Silvio Pons, uno storico, docente alla Normale di Pisa, su l’Unità il 3 marzo 2014 (il giornale è prossimo alla prima chiusura che diviene poi definitiva) lancia un allarme. “Un grave rischio per l’Europa La crisi in Ucraina era ampiamente annunciata da molto tempo. Non da mesi ma da anni. Le sue radici stanno nella dissoluzione dell’Unione Sovietica nel 1991… Tutti gli attori internazionali ne portano la responsabilità. L’Unione Europea è sempre un facile bersaglio quando si parla di politica estera, ma in questo caso la sua mancanza di preveggenza ha del clamoroso”. Le parole conclusive sono chiare e preveggenti “siamo dinanzi a un conflitto difficile da contenere e imprevedibile nei suoi esiti. Se non sarà scongiurato nelle prossime ore, il conflitto armato potenzialmente più disastroso che si sia visto in Europa dalla seconda guerra mondiale a oggi”. Troppo fragili risultano gli accordi, peraltro non rispettati, di Minsk.

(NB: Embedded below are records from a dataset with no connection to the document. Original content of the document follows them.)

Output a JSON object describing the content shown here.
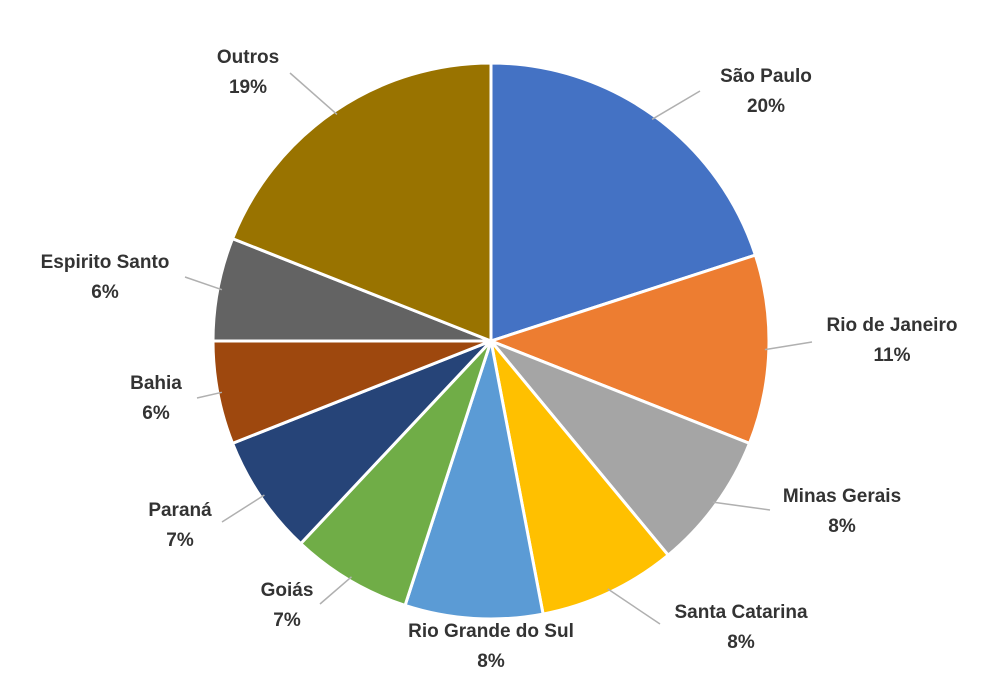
{
  "chart_data": {
    "type": "pie",
    "slices": [
      {
        "label": "São Paulo",
        "pct_label": "20%",
        "value": 20,
        "color": "#4472C4"
      },
      {
        "label": "Rio de Janeiro",
        "pct_label": "11%",
        "value": 11,
        "color": "#ED7D31"
      },
      {
        "label": "Minas Gerais",
        "pct_label": "8%",
        "value": 8,
        "color": "#A5A5A5"
      },
      {
        "label": "Santa Catarina",
        "pct_label": "8%",
        "value": 8,
        "color": "#FFC000"
      },
      {
        "label": "Rio Grande do Sul",
        "pct_label": "8%",
        "value": 8,
        "color": "#5B9BD5"
      },
      {
        "label": "Goiás",
        "pct_label": "7%",
        "value": 7,
        "color": "#70AD47"
      },
      {
        "label": "Paraná",
        "pct_label": "7%",
        "value": 7,
        "color": "#264478"
      },
      {
        "label": "Bahia",
        "pct_label": "6%",
        "value": 6,
        "color": "#9E480E"
      },
      {
        "label": "Espirito Santo",
        "pct_label": "6%",
        "value": 6,
        "color": "#636363"
      },
      {
        "label": "Outros",
        "pct_label": "19%",
        "value": 19,
        "color": "#997300"
      }
    ]
  }
}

C’è un messaggio che Alex Langer ci ha lasciato ponendo termine alla sua vita, “continuare in ciò che era giusto”. Tra le cose certamente giuste è la proposta di un Corpo civile di pace europeo. Il Parlamento l’approva nel maggio del ’95, lo ribadisce con una risoluzione del 2001. Positivi studi di fattibilità sono compiuti dal Parlamento e dalla Commissione, 2004 e 2005. Nel marzo del 2021 nasce lo Strumento di pace europeo – così indicato nella traduzione italiana – per preservare la pace, prevenire i conflitti e rafforzare la sicurezza internazionale. Niente a che vedere con il dimenticato Corpo civile. È l’EPF (European Peace Facility) che il 2 dicembre 2021 equipaggia le forze armate ucraine e il 28 febbraio 2022, a ostilità avviate, fornisce “attrezzature e piattaforme militari destinate a fornire forza letale”. Forse, come è stato detto, potrebbe chiamarsi appropriatamente EWF (European War Facility). Un segno positivo sarebbe certamente istituire finalmente il Corpo civile di pace, ma non è all’orine del giorno di nessuna istituzione dell’Unione Europea. Un compito che possiamo proporci è che ritorni all’attenzione.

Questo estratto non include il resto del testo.